Training program

your current cybersecurity awareness training program isn’t working | Compliance point

[co-author: Stephen Haley]

The human element continues to fuel the breaches. This year, 82% of offenses involved the human element. Whether it’s the use of stolen credentials, phishing, misuse, or just a mistake, people continue to play a very big role in both incidents and violations. Source: Verizon 2022 Data Breach Investigation Report

Don’t Let Your Employees Be Your Cybersecurity Weakness

As business owners, you know that cybersecurity is critical to the well-being of your business. No matter how sophisticated your security systems are, they are only as strong as the people using them. Inevitably, human error will be the weak link in any cybersecurity strategy. If you’re like most organizations, you lead your staff through the annual “security awareness training” regiment feeling good that all employees have passed the annual training milestone. The problem is, in most cases, this does not work! Ransomware incidents are increasing year on year, with the average cost in 2021 being $1.85 million according to a recent Sophos Ransomware study. Unsurprisingly, Verizon recently released data breach investigation report identifies the main culprits as stolen credentials and phishing attacks. This is a clear indicator that the typical annual security awareness training program for our employees does not work ! While annual training is a good start to reducing your business risk, it is not enough to protect your business from cyberattacks. The CompliancePoint Cybersecurity Team identified these 3 steps to reduce the risk of a cybersecurity breach or ransomware attack, help mature your security awareness program, and save money on cyber insurance premiums.
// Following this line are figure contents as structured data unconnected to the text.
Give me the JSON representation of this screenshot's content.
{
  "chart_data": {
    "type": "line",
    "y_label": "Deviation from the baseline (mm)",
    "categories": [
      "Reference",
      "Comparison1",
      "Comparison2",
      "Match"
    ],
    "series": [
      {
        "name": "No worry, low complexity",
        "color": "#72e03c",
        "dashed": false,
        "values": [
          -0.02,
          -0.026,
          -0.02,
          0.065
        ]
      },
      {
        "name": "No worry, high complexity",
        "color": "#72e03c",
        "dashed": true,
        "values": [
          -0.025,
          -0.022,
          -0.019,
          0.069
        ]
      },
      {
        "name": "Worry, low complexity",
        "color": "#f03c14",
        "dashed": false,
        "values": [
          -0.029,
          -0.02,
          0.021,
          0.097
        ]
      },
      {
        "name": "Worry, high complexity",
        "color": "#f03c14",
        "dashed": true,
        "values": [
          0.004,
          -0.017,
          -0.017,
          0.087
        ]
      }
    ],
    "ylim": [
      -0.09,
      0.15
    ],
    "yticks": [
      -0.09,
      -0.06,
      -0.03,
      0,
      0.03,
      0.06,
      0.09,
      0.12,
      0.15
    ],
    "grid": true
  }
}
  1. Move from an annual security awareness program to a bi-annual security awareness program focused on interactive role-based training. Semi-annual cybersecurity training sessions will show your employees the importance of this initiative and keep in mind what they have learned.
  2. Establish a quarterly phishing campaign regiment that evaluates and reports on the organizational effectiveness of the employee security awareness training program. The objective is to ensure 100% employee saturation across campaigns.
  3. Improve the training of your incident response team by introducing breach and attack simulations as a way for your organization to gauge the effectiveness of its security controls.

Organizations need to realize that the longer it takes them to respond to a cyberattack, the more expensive it will be. By implementing the measures described above, you will address a cybersecurity weakness and increase your organization’s ability to respond quickly and effectively to a cybersecurity incident.